# Mallard European Mount



## tkemo615 (Jan 19, 2012)

Sorry guys I took the pic with my cell phone.


----------



## Booner Chaser (Jun 10, 2011)

Why? Actually I take that back. If you could get some little antlers off of like a toy deer or something and glue them on! HA I think that would be sweet


----------



## weekender21 (Jan 27, 2012)

Interesting!


----------



## tkemo615 (Jan 19, 2012)

I did this for a client. I kinda laughed when he asked me to do it, but I think it turned out ok.


----------



## Matt D (May 12, 2011)

That's pretty cool. I mounted a few tundras and had my skull guy do them.
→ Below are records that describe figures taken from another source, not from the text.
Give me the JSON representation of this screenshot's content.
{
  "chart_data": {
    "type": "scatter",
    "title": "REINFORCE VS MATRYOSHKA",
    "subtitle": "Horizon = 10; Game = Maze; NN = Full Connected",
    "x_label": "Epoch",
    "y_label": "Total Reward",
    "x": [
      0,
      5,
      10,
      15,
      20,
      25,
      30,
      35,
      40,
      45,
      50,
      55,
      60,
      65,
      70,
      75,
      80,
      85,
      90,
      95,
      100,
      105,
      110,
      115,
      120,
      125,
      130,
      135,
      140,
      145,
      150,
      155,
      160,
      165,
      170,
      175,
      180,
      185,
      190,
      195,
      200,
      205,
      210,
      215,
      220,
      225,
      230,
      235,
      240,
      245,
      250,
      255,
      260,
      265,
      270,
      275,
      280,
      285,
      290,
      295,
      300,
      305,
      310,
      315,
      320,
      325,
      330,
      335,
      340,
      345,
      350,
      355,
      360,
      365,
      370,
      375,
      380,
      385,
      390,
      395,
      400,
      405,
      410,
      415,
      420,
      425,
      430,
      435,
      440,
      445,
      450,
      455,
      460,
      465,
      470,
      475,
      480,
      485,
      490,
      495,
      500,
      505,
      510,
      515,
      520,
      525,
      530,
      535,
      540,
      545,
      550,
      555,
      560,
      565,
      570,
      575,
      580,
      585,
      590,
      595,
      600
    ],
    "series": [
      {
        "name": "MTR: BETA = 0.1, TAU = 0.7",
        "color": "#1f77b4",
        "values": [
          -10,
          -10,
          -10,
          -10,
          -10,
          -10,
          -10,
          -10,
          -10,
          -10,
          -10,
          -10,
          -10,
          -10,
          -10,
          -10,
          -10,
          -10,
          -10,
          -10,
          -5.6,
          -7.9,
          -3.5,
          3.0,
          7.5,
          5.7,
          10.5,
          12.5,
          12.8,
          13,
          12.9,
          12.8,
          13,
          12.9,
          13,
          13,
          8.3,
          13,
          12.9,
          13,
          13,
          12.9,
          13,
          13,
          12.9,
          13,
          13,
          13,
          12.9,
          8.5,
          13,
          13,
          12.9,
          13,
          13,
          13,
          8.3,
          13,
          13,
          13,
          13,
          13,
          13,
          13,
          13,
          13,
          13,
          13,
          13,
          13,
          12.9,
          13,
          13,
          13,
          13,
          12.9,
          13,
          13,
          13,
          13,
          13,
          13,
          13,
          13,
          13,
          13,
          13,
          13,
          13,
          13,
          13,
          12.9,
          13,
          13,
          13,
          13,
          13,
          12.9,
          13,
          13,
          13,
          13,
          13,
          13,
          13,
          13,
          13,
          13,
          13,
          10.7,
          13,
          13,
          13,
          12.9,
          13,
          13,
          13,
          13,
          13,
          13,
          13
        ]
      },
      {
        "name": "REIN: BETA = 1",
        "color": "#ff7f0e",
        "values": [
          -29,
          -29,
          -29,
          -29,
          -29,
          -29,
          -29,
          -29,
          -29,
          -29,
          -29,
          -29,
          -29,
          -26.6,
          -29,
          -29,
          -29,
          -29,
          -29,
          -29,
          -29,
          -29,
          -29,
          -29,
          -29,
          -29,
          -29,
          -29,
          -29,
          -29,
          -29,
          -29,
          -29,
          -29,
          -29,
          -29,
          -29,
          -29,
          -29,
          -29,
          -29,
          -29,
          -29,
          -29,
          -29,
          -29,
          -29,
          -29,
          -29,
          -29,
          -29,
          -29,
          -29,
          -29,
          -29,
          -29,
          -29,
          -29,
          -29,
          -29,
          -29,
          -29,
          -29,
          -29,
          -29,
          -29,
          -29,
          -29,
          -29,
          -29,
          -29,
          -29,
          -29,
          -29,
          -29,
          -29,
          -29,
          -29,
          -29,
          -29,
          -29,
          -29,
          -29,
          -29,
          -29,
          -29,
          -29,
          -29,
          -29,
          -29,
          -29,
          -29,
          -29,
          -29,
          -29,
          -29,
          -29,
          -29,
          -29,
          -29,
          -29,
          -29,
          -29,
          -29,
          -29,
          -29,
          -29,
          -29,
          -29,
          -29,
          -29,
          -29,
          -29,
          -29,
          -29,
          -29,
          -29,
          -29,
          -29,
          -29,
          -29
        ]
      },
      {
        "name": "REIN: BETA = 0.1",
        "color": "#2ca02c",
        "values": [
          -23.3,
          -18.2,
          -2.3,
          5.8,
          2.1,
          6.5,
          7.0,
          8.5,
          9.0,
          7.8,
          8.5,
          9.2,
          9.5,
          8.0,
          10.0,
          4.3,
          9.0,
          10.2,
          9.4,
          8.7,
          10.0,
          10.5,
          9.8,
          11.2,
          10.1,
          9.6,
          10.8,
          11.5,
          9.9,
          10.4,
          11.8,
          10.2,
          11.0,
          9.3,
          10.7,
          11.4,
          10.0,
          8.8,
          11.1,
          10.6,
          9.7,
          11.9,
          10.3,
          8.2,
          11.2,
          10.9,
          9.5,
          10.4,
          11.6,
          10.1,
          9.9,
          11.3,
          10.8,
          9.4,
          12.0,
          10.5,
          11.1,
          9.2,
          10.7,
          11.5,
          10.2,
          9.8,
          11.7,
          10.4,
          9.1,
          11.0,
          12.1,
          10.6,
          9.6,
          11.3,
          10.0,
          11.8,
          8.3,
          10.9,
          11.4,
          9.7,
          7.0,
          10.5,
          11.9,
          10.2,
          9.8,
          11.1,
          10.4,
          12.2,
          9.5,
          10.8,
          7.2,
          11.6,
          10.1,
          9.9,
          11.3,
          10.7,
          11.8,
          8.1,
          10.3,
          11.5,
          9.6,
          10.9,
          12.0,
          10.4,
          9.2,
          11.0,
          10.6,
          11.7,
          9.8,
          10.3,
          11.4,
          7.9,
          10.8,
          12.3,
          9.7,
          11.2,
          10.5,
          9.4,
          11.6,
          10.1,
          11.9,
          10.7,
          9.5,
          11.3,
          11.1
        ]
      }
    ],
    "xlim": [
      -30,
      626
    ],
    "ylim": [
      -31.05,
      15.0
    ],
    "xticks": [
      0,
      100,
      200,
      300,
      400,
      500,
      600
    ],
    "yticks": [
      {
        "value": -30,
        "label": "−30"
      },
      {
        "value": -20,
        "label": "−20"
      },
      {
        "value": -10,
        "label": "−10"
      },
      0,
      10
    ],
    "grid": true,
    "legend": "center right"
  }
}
They turned out pretty nice. Are you going to paint the bill?


----------



## mrjeffro (Jul 25, 2007)

I really like euro mounts. Now, having said that, I am not a big fan of a duck euro. It came out real nice though


----------



## ecm (Oct 7, 2005)

Bird skull mounts are cool. You should do a turkey skull.....talk about evil looking.


----------



## LL710 (Jun 3, 2008)

I have done a couple of crows and they look cool. The duck however makes me sad. Reminds me of poor Daffy after an exposion in a Loony Tunes episode.


----------



## Hunterrich (Oct 26, 2011)

awesome way to go


----------